Free-form response generation: We prompted the fine-tuned model to generate an open-ended response based on the input image and question, aiming to demonstrate its ability to synthesize information without being explicitly constrained to predefined answer choices.
Semantic matching: A semantic encoder was used to compute the semantic similarity score between the generated response and the four candidate options. The option with the highest score was used as the model’s prediction, and classification accuracy was calculated as the proportion of correct predictions.

3. Results

In this study, we trained three model variants with different supervision signals across three training-set sizes, yielding nine fine-tuned models. We evaluate their performance on bacterial disease images using both text-generation and classification metrics under identical experimental settings, with detailed results summarized in Table 1. Overall, Table 1 shows three conclusions: (i) QA-only supervision achieves the best text-generation quality (highest BLEU/ROUGE and BERTScore); (ii) combining QA pairs with captions yields the highest classification accuracy (70.20%); and (iii) performance generally improves as the training set increases across supervision settings.

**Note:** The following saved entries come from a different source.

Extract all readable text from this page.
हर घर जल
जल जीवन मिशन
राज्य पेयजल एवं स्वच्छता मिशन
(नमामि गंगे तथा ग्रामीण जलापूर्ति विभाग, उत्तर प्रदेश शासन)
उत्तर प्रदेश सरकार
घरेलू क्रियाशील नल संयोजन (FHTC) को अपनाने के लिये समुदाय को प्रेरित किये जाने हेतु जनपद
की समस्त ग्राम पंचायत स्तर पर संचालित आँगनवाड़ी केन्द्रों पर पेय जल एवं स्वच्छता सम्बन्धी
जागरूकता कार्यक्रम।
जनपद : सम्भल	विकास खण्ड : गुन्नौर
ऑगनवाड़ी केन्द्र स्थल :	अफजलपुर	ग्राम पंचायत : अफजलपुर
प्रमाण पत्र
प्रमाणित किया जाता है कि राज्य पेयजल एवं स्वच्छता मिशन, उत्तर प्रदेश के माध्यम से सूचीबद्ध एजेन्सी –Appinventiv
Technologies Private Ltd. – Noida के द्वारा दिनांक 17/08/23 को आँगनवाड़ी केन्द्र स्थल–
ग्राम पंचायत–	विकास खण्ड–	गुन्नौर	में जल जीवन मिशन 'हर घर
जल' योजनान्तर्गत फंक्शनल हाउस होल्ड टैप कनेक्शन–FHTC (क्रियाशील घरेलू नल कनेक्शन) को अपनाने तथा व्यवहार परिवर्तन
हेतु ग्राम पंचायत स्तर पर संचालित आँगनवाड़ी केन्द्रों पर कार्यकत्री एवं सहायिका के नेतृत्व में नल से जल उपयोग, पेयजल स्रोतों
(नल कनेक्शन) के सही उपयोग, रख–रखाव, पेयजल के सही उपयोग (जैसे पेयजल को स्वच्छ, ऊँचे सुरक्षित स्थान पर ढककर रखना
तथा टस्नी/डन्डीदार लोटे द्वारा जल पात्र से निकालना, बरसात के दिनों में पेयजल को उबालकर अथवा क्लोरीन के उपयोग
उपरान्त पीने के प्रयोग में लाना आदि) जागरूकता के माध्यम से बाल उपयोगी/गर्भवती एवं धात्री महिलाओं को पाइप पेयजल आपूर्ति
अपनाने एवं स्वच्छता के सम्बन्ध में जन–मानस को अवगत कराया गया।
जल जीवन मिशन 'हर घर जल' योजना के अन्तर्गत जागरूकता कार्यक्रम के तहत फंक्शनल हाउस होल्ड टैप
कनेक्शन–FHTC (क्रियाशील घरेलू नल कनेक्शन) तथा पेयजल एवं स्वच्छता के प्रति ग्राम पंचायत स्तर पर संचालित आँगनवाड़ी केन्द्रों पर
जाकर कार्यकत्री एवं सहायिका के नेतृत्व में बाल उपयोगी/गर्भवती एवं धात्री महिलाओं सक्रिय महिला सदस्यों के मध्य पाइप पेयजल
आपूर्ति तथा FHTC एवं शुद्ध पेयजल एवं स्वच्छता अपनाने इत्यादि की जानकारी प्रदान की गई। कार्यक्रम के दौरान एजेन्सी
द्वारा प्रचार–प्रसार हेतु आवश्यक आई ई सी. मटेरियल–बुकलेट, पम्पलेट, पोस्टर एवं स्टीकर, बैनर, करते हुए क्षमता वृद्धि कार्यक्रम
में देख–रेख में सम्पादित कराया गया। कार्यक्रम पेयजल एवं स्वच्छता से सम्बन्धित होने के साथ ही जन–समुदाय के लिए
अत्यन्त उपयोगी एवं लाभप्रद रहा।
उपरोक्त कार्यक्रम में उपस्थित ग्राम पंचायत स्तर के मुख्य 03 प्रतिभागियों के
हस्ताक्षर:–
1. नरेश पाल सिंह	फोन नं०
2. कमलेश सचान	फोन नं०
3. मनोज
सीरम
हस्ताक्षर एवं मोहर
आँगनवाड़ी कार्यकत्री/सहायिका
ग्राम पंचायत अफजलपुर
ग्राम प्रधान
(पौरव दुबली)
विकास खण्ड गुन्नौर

For QApairs-only models, performance improved steadily with dataset size, achieving an accuracy of 61.96%, 66.41%, and 68.63% on datasets of sizes 500, 1000, and 2286, respectively. The corresponding BERTScore reached up to 90.19.

Combining both captions and QA pairs (QaCaption models) resulted in the strongest improvements in accuracy compared to their individual counterparts, with QaCaption-2286 achieving the highest accuracy of 70.20%. In contrast, the weakest performance was observed on the smallest datasets, Caption-500 and QApairs-500 (both 61.96%), highlighting the benefit of combining supervision signals, especially as data scale. In terms of BERTScore, QaCaption models performed slightly better than Caption-only models but still lower than QApairs-only models. QApairs-only models, however, clearly outperformed the others in BLEU and ROUGE metrics.

In contrast, the baseline SmolVLM-Instruct model already achieved a relatively high accuracy of 68.24%, which is close to that of the fine-tuned models. However, it showed a significant drop in BLEU and ROUGE scores while maintaining competitive performance on BERT Score (87.69%). This competitiveness, however, should be interpreted cautiously since BERTScore values across all models lie within a narrow range (87.5–90.2%), indicating limited discriminative sensitivity of this metric in our setting. Figure 2 illustrates an example comparison between the SmolVLM-Instruct and fine-tuned models, showing how the latter generates answers more aligned with the detailed ground-truth reference in clinical image interpretation.

4. Discussion

Previous studies have demonstrated the feasibility of domain-adapted VLMs for generating clinically relevant narratives in dermatology [13,35,36]. Building on this, Lozano et al. [37] showed that fully fine-tuning the small-scale SmolVLM with multiple VQA datasets and a subset of the BIOMEDICA dataset can yield performance surpassing many smaller models and approaching that of LLaVA-Med [38], a 7B-parameter model. In our study, we trained nine models under different supervision types and dataset sizes, and found that even with constrained data resources, appropriately aligned small-scale VLMs can produce semantically accurate and clinically meaningful descriptions, outperforming general-domain models in clinical narrative generation. BERTScores in Table 1 show minimal variation across different training set sizes, but exhibit more noticeable changes across different supervision types. This indicates that dataset size has a limited effect on semantic alignment quality, whereas supervision modality plays a more decisive role. Consistent with previous studies [28,39], this suggests that small-parameter VLMs are well-suited for low-resource settings with limited fine-tuning data.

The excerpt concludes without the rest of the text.